There is a fatberg of bureaucracy standing in the way of women getting a cheap and powerfully effective medicine. As Justine Roberts, CEO of Mumsnet, said to me: “It’s staggering that women across the country are being forced to travel miles or turn to the black market to obtain the medication they need, and are entitled to. But we know from our forums this isn’t a one-off problem – it is the inevitable result of a culture in which women’s health is all too often trivialised, belittled and underfunded. This would not be happening were we talking about men’s health issues. No-one talks about Viagra shortage.”

Exactly. What if I told you there was a great new drug for men, which has been proven to lower heart attacks and colon cancer, and helps prevent osteoporosis, dementia and Alzheimer’s? You’ll also live nine years longer if you take it. Better still, it only costs around £10 a month. It will save the NHS billions in the long run. There’d be long lines outside Boots the chemist. Yet this is exactly what HRT does for women’s long-term health.

In lockdown, with nothing better to do, I deep-mined the science papers on hormones and menopause, with the help of academics and doctors from Yale to Australia. I even talked at midnight to one professor who was blocking the ovaries of lady mice in Wisconsin, and found they started getting lost in a maze. When she gave them their oestrogen back, they found their way out. I was so astonished and delighted by the superpowers of hormones, I wrote a book: Everything You Need to Know About the Menopause (but were too afraid to ask).

What was clear was that endocrinologists, neurologists and gynaecologists were all sitting in their separate silos and not putting two and two together. They mostly thought HRT would cause breast cancer, but again that turned out to be sloppy science – the big breast cancer scare came from the 2002 Women’s Health Initiative, which gave mostly overweight patients aged on average 63 (and some were 79) large doses of hormones made from a synthetic progestin and oestrogen extracted from pregnant mares’ urine. Ask any twelve-year-old whether that was a good idea, and they’d say no. The new body-identical HRT has been shown to have no breast cancer risk over five years, and oestrogen-only HRT reduces the risk of breast cancer.

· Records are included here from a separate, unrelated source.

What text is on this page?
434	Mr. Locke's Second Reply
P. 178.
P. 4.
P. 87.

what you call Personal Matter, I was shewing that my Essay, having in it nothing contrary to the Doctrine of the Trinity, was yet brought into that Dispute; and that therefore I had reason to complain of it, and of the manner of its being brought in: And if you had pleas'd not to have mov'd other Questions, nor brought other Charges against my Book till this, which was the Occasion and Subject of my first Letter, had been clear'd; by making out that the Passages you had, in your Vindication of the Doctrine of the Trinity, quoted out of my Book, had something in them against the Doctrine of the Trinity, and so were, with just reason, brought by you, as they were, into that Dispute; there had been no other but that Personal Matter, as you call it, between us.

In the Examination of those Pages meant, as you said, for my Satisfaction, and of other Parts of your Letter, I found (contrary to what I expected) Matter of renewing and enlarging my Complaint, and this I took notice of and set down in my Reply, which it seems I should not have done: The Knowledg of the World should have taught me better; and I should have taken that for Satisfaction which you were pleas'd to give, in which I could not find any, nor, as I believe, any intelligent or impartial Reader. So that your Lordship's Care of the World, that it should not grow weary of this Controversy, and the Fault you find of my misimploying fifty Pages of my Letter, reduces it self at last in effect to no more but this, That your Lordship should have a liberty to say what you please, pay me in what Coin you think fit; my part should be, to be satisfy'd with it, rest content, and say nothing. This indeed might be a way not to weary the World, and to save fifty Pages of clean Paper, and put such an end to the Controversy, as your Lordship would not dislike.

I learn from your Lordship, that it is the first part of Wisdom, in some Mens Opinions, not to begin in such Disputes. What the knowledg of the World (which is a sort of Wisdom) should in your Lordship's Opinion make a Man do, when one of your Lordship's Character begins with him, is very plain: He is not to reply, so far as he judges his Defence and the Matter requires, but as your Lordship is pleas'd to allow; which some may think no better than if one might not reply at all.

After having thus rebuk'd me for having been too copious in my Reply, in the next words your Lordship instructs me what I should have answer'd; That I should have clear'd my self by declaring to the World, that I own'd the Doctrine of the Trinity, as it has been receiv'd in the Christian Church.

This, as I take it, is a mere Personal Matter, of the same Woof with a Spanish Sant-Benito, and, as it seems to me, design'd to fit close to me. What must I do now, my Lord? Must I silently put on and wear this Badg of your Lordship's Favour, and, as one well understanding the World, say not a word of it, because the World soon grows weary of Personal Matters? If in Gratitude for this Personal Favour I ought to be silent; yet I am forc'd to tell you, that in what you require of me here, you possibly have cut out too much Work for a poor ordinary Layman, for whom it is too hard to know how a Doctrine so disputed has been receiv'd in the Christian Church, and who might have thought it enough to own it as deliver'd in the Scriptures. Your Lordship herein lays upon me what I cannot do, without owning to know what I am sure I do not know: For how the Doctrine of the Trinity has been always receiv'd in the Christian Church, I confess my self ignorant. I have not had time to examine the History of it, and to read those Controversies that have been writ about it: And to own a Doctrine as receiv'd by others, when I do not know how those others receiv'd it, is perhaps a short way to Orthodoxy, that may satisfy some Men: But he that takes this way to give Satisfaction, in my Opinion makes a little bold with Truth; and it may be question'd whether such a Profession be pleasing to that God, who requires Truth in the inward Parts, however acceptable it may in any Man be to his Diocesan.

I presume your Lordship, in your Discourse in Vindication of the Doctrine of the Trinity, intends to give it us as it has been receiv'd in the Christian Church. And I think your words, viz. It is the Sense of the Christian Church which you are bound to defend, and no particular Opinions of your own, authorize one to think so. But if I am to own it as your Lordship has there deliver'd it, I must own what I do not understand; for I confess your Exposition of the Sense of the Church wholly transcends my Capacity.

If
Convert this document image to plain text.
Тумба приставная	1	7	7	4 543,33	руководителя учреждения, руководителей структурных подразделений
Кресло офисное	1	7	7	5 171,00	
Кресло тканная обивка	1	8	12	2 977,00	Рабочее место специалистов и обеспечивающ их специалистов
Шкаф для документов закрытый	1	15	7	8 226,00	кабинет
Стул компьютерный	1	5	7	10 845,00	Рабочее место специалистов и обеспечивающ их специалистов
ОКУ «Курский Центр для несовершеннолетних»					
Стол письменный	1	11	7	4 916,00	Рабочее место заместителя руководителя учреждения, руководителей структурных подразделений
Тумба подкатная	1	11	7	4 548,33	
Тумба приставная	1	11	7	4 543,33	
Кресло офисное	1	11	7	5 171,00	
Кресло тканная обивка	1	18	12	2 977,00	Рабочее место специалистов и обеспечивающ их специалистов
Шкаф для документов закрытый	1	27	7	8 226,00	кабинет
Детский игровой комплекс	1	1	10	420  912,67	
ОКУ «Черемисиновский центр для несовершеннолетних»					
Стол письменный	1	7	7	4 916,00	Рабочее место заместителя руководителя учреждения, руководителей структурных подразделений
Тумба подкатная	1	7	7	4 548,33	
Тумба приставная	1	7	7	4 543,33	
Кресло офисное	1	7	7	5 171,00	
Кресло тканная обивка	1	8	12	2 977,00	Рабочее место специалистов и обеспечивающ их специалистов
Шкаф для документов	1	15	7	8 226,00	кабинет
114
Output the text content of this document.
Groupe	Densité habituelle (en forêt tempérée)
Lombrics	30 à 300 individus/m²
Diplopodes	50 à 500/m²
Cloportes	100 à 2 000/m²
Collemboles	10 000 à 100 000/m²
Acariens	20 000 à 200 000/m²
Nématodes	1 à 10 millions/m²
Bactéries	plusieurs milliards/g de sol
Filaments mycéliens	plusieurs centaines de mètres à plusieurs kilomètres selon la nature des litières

And yet, this old WHI report remains the lodestone for many doctors, particularly the older generation. There is still a huge reluctance to prescribe HRT, and the best body-identical kind is not available in all parts of the country thanks to an NHS postcode lottery. Big Pharma is being slow in pumping out body-identical HRT because profits are low – hormones are not patentable because they are “products of nature”.

Besides, doctors are much happier prescribing anti-depressants to middle-aged women. Surgeries, incidentally, get an extra fee for diagnosing depression, but nothing for diagnosing menopause. Menopause will not be a module in every medical school’s curriculum until 2024. We’re only 52 per cent of the population.

The system is rigged and underpinned with creaking gender bias. Is there a patriarchal unwillingness to have older women healthy and firing on all cylinders, or is it just lethargy and ignorance? Women are happy to embrace maturity, but we are no longer happy to embrace ill-health when it can be prevented. As Stein once said: “We are always the same age inside.”

Kate Muir is the producer of two Davina McCall documentaries on the menopause for Channel 4 and was previously chief film critic of The Times. Her book, “Everything You Need to Know About the Menopause (but were too afraid to ask” (Simon & Schuster) is out now.